News

Division over OCR cut and problems with RBNZ

The NZ Institute of Economic Research (NZIER) shadow board is split over whether the Reserve Bank should drop the OCR tomorrow.

More than half board members say a 25 basis-point drop is needed now, given continued slowing in the economy and the labour market, and annual CPI inflation nearing the 1- 3% inflation target band.

The rest say the Reserve Bank should keep the OCR at 5.50%. One member considers there is still not enough evidence from the economic data indicators to justify a cut now.

There is an overwhelming consensus that an easing cycle should start soon.

Several members say the RBNZ should take a forward-looking approach to weakening economic conditions and ease the OCR at the next meeting, if not tomorrow.

However, one recommended waiting for GDP data and price indices to inform decisions.

Where the OCR will be in a year’s time had board members picking between 4% and 5%.

RBNZ’s flip-flopping not helpful

Meanwhile, Squirrel Mortgages chief executive David Cunningham says the Reserve Bank’s apparent “flip-flopping” in recent months is not doing it any favours.

He says it was positive that the RBNZ indicated in its last update that it was potentially changing its point of view from that of May, when it had discussed the possibility of another rate increase. But the quick change was not helpful.

“In the scheme of things, the RBNZ’s apparent flip-flopping won’t change the course of history. Inflation has been tamed – though not without considerable cost to consumers and businesses.”

He says the RBNZ’s structure is the problem and two changes are needed to how the Monetary Policy Committee (MPC) operates. The first is to remove the focus on consensus.

“In my experience shooting for consensus only encourages ‘group think’, and that’s one of the main causes of the inconsistencies in RBNZ messaging over the last few months.”

The scourge of committees is that they always tend to gravitate towards a central view, which can often be overly influenced by the opinions of one person or a specific group of people within that committee, he says.

Since the MPC was established in April 2019, this push for consensus has prevailed in almost every OCR decision. The exception was May 2023, when the vote was split 5-2 — with the majority calling for a 0.25% increase in the OCR, and the dissenting votes arguing for no change.

“Are these decisions really that black and white, or do the RBNZ staffers hold undue influence over what the committee does.”

At the time, governor Adrian Orr, told Parliament's finance and expenditure committee, “On the division in the committee, the voting, there is no division. It's a committee decision.”

Cunningham says diversity of thought should be celebrated—and division in opinion encouraged. 
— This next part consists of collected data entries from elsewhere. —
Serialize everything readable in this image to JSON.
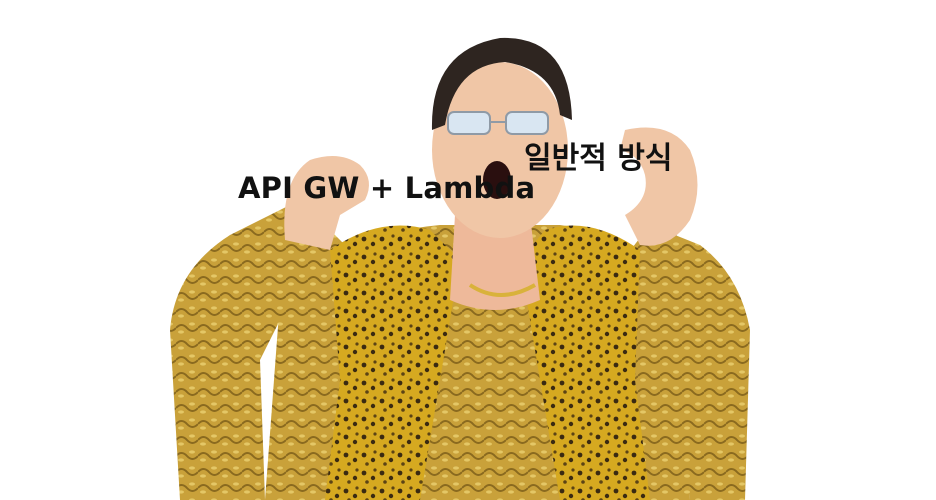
{
  "captions": {
    "left": "API GW + Lambda",
    "right": "일반적 방식"
  },
  "colors": {
    "background": "#ffffff",
    "outfit_gold": "#c9a13a",
    "leopard_scarf": "#d6a920",
    "skin": "#f0c6a6",
    "hair": "#2e2520",
    "text": "#111111"
  },
  "icons": {
    "figure": "performer-figure-illustration"
  }
}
“With that context, every OCR review should be voted on and the MPC charter should be changed to something like: The MPC will seek in-depth discussion and robust debate, followed by a vote. The minutes of the MPC should reflect the varying views amongst committee members.”
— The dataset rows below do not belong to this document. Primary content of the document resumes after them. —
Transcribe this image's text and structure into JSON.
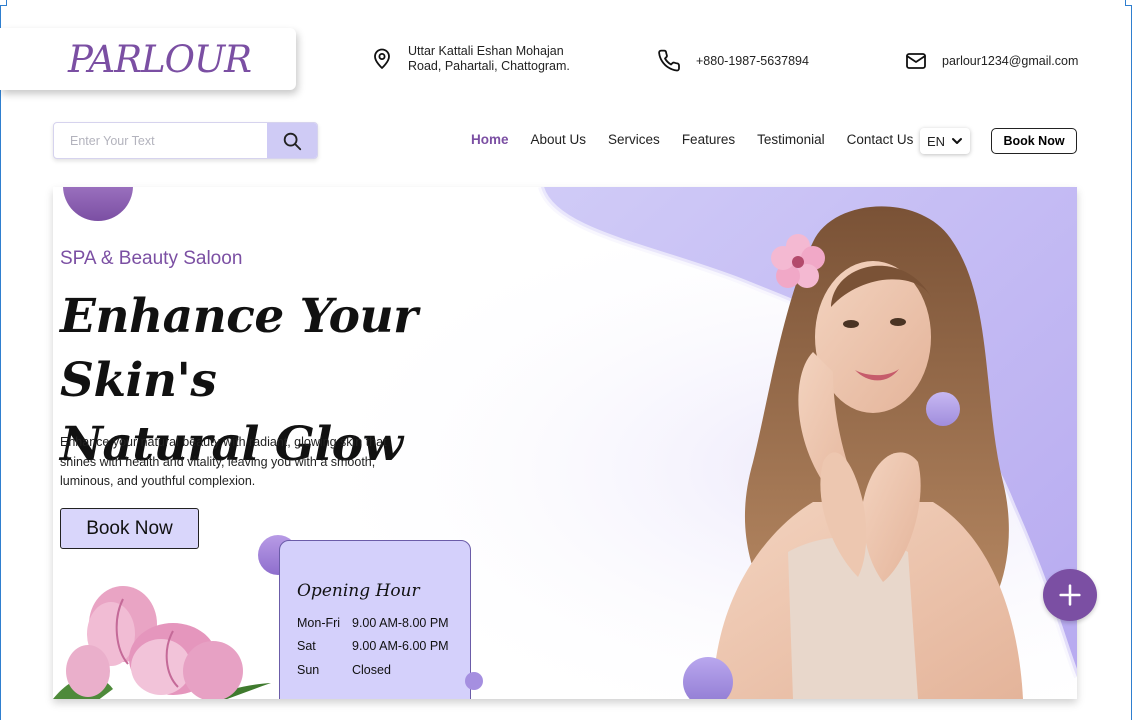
{
  "header": {
    "logo": "PARLOUR",
    "address_line1": "Uttar Kattali Eshan Mohajan",
    "address_line2": "Road, Pahartali, Chattogram.",
    "phone": "+880-1987-5637894",
    "email": "parlour1234@gmail.com"
  },
  "search": {
    "placeholder": "Enter Your Text",
    "icon": "search-icon"
  },
  "nav": {
    "items": [
      "Home",
      "About Us",
      "Services",
      "Features",
      "Testimonial",
      "Contact Us"
    ],
    "active": "Home",
    "language": "EN",
    "book_label": "Book Now"
  },
  "hero": {
    "subtitle": "SPA & Beauty Saloon",
    "headline_line1": "Enhance Your Skin's",
    "headline_line2": "Natural Glow",
    "description": "Enhance your natural beauty with radiant, glowing skin that shines with health and vitality, leaving you with a smooth, luminous, and youthful complexion.",
    "book_label": "Book Now"
  },
  "opening_hours": {
    "title": "Opening Hour",
    "rows": [
      {
        "day": "Mon-Fri",
        "time": "9.00 AM-8.00 PM"
      },
      {
        "day": "Sat",
        "time": "9.00 AM-6.00 PM"
      },
      {
        "day": "Sun",
        "time": "Closed"
      }
    ]
  },
  "colors": {
    "brand_purple": "#7b4fa3",
    "lavender": "#d4d0fb",
    "accent_blob": "#cbc5f6"
  },
  "icons": [
    "location-icon",
    "phone-icon",
    "mail-icon",
    "search-icon",
    "chevron-down-icon",
    "plus-icon"
  ]
}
Independent members needed

Secondly, he says the MPC needs to move to a majority of independent members, rather than the existing approach where the majority are RBNZ staff including Orr and three independent members.
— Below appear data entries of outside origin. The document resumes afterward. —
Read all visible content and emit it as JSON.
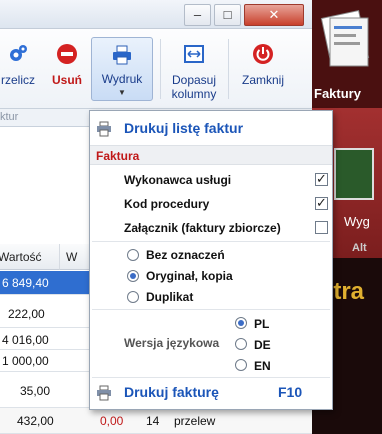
{
  "ribbon": {
    "przelicz_label": "rzelicz",
    "usun_label": "Usuń",
    "wydruk_label": "Wydruk",
    "dopasuj_label": "Dopasuj kolumny",
    "zamknij_label": "Zamknij",
    "group_label": "ktur"
  },
  "titlebar": {
    "minimize": "–",
    "maximize": "□"
  },
  "grid": {
    "headers": [
      "Wartość",
      "W"
    ],
    "rows": [
      {
        "value": "6 849,40",
        "selected": true
      },
      {
        "value": "222,00"
      },
      {
        "value": "4 016,00"
      },
      {
        "value": "1 000,00"
      },
      {
        "value": "35,00"
      },
      {
        "value": "432,00",
        "extra_value": "0,00",
        "extra_num": "14",
        "payment": "przelew"
      }
    ]
  },
  "side": {
    "faktury_label": "Faktury",
    "wyg_label": "Wyg",
    "alt_label": "Alt",
    "stra_label": "stra"
  },
  "menu": {
    "print_list_label": "Drukuj listę faktur",
    "section_label": "Faktura",
    "options": [
      {
        "label": "Wykonawca usługi",
        "checked": true
      },
      {
        "label": "Kod procedury",
        "checked": true
      },
      {
        "label": "Załącznik (faktury zbiorcze)",
        "checked": false
      }
    ],
    "marks": [
      {
        "label": "Bez oznaczeń",
        "selected": false
      },
      {
        "label": "Oryginał, kopia",
        "selected": true
      },
      {
        "label": "Duplikat",
        "selected": false
      }
    ],
    "language_label": "Wersja językowa",
    "languages": [
      {
        "label": "PL",
        "selected": true
      },
      {
        "label": "DE",
        "selected": false
      },
      {
        "label": "EN",
        "selected": false
      }
    ],
    "print_invoice_label": "Drukuj fakturę",
    "print_invoice_shortcut": "F10"
  }
}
Cunningham says RBNZ staff colleagues on the economics team produce the OCR and inflation forecasts, based on their read of economic indicators.

“That dynamic makes it tough for a large proportion of the MPC to call it out when they think the RBNZ’s economists may have got it wrong, or are perhaps missing the nuances of what’s happening on the ground—which is why independent MPC members play such a vital role.”

Central banks around the world use a variety of models, some with a majority of independent members. For example, The US Federal Reserve has seven members nominated by the president and confirmed by the Senate, while the Reserve Bank of

Australia (RBA) has nine members, of whom three are RBA employees and six are non-executive members. They make decisions by majority vote.

In Cunningham’s view, the structure of the RBNZ Monetary Policy Committee should be changed to ensure the majority are independent members—to encourage more diversity of thought.

HSBC on the same theme

HSBC chief economist Paul Bloxham says the challenge for the RBNZ is how different its forward guidance in May had been from market expectations, now and at that time.

Adding to this challenge, he says some of the key economic data the central bank forecasts - the CPI and unemployment rate - have turned out largely as the RBNZ expected, but the RBNZ's own projections for the cash rate are still a long way from market pricing.